To assess how bears may be related across the landscape, Henson and her colleagues at the Raincoast Conservation Foundation, the Hakai Institute,* and other organizations, in collaboration with the Nuxalk, Heiltsuk, Kitasoo/Xai’xais, Gitga’at, and Wuikinuxv Nations, analyzed bear hair samples collected over a 23,500-square-kilometer area of the British Columbia central coast. This research revealed three distinct genetic grizzly groups—and that each group appeared to overlap with the language family of that given area.

Bears and people have shared food and space for millennia.

Genetic groupings within species can often be explained by natural or human-made barriers on the landscape—high mountains, wide waterways, roads—that prevent movement and gene flow across populations. In interior grizzly populations, between central British Columbia and Wyoming, for instance, scientists have identified many genetic fractures and a few genetically isolated populations, owing to the millions of people living in the area, says Bruce McLellan, a wildlife ecologist recently retired from the British Columbia Ministry of Forests, Lands, Natural Resource Operations, and Rural Development who was not involved in the research.

However, Henson and her team found that these factors couldn’t explain the pattern of genetic differences found in British Columbia’s coastal grizzlies. “Bears are all-terrain vehicles,” she says. “They can swim. They can climb mountains. They’re pretty adaptable.” Moreover, the central coast isn’t heavily developed—there aren’t a lot of roads, and there aren’t a lot of people.

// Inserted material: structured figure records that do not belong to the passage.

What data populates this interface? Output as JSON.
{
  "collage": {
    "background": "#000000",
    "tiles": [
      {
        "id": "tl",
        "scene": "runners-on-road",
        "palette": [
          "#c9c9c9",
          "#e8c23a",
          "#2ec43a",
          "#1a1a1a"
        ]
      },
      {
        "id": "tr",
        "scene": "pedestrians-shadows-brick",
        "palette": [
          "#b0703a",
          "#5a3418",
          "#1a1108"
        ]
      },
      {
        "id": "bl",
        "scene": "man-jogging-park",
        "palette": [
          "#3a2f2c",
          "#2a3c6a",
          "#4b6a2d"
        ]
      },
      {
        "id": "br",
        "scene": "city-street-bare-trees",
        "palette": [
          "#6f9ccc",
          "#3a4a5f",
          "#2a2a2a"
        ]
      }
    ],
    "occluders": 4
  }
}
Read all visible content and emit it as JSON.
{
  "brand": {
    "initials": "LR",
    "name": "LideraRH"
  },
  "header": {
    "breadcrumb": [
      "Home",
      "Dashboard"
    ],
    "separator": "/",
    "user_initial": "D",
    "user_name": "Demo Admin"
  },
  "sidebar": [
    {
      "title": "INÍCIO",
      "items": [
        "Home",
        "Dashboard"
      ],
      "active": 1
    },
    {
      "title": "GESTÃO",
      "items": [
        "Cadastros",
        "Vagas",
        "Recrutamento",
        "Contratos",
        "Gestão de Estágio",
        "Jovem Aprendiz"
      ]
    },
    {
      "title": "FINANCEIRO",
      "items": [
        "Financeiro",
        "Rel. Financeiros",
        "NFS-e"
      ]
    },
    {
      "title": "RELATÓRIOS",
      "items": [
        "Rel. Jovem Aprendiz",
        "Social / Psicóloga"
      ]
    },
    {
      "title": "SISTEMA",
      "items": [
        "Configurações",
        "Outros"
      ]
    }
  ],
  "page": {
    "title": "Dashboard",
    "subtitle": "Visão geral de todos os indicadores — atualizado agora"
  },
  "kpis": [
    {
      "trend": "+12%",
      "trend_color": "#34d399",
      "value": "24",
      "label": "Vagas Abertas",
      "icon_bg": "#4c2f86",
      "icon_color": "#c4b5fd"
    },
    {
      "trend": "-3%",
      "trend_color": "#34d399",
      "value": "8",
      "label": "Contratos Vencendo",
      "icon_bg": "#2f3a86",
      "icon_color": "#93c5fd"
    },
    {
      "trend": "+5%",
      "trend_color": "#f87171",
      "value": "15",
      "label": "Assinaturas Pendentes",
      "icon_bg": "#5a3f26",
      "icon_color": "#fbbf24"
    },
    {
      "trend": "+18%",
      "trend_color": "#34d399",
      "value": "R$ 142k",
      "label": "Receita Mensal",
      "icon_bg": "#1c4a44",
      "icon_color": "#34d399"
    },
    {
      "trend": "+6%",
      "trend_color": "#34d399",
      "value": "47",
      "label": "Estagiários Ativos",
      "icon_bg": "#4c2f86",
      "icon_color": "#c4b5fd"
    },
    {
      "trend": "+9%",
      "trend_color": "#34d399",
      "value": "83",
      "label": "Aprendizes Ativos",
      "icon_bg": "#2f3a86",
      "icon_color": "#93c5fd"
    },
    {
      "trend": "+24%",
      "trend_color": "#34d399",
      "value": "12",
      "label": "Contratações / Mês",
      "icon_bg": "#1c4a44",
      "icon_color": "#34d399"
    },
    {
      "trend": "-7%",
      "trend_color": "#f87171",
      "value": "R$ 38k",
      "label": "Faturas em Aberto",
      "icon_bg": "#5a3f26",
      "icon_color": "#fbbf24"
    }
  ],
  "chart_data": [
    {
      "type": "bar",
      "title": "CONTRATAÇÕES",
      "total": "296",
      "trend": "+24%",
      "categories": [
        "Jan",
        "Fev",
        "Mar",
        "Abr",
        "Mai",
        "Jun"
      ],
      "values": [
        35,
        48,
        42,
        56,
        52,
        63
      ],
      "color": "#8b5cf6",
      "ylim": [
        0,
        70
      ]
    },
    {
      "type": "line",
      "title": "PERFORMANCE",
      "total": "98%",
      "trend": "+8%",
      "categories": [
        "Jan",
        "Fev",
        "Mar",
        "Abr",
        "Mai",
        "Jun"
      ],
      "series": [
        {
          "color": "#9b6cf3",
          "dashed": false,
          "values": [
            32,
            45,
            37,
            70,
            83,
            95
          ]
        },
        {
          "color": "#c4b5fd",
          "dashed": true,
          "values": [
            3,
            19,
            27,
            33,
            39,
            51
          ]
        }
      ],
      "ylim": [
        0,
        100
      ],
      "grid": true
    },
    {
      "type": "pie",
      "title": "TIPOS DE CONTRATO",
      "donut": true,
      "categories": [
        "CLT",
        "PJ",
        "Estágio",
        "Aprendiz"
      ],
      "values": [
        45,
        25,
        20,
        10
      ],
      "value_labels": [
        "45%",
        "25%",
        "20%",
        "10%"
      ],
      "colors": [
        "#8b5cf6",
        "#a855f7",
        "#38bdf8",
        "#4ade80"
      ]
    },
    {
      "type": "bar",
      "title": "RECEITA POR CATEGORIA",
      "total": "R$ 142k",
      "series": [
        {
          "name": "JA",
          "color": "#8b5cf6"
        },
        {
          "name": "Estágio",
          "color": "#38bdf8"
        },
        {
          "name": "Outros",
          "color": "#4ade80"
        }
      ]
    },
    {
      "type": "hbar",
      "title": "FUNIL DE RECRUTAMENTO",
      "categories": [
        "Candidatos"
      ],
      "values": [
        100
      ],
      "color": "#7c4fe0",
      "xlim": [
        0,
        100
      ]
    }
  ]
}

Henson believes it’s possible that variations in food and resources found along the coast have instead facilitated these diverse genetic groups. “Perhaps it’s less about what’s not allowing them to move and more about what’s allowing them to stay,” she says. And because bears and people have shared food and space for millennia, it follows that people might respond to the environment in a similar way, allowing for a rich diversity of languages to evolve in parallel.

It really surprised me how these language groups and the areas of these distinct bear populations were one in the same,” says William Housty, of the Heiltsuk Integrated Resource Management Department and a co-author of the study. “I’d never thought of it in that context—that the bears are separated geographically from each other the same way that we are from our neighbors.”

Clayton Lamb, a wildlife scientist at the University of British Columbia and University of Montana who is unaffiliated with the study, notes that the research makes a significant contribution to scientists’ understanding of genetic fragmentation, “in that distinct genetic groups can be identified in relatively intact landscapes.”

Such findings also have implications for the management of grizzly bears in British Columbia. Though genetic variations don’t always dictate a subspecies or change the physical appearance of an animal, they can identify groups of bears that are closely related and signal their adaptive capacity to respond to changes in the environment. Ideally, wildlife managers maintain population health by protecting a wide swath of genetic diversity to foster resilience. But British Columbia’s government divides grizzlies into population units that don’t follow the bears’ unique genetics, breaking up otherwise continuous groups and managing them differently. Though Lamb notes that many factors must be weighed when defining population units—diet similarities, contemporary movement between populations, and population size—“historical genetic signatures, such as those investigated here, inform how best to delineate these boundaries.”

It’s really important to look at these bears at a ground-level scale,” adds Housty. “Management at a high level may not protect and maintain genetic diversity.”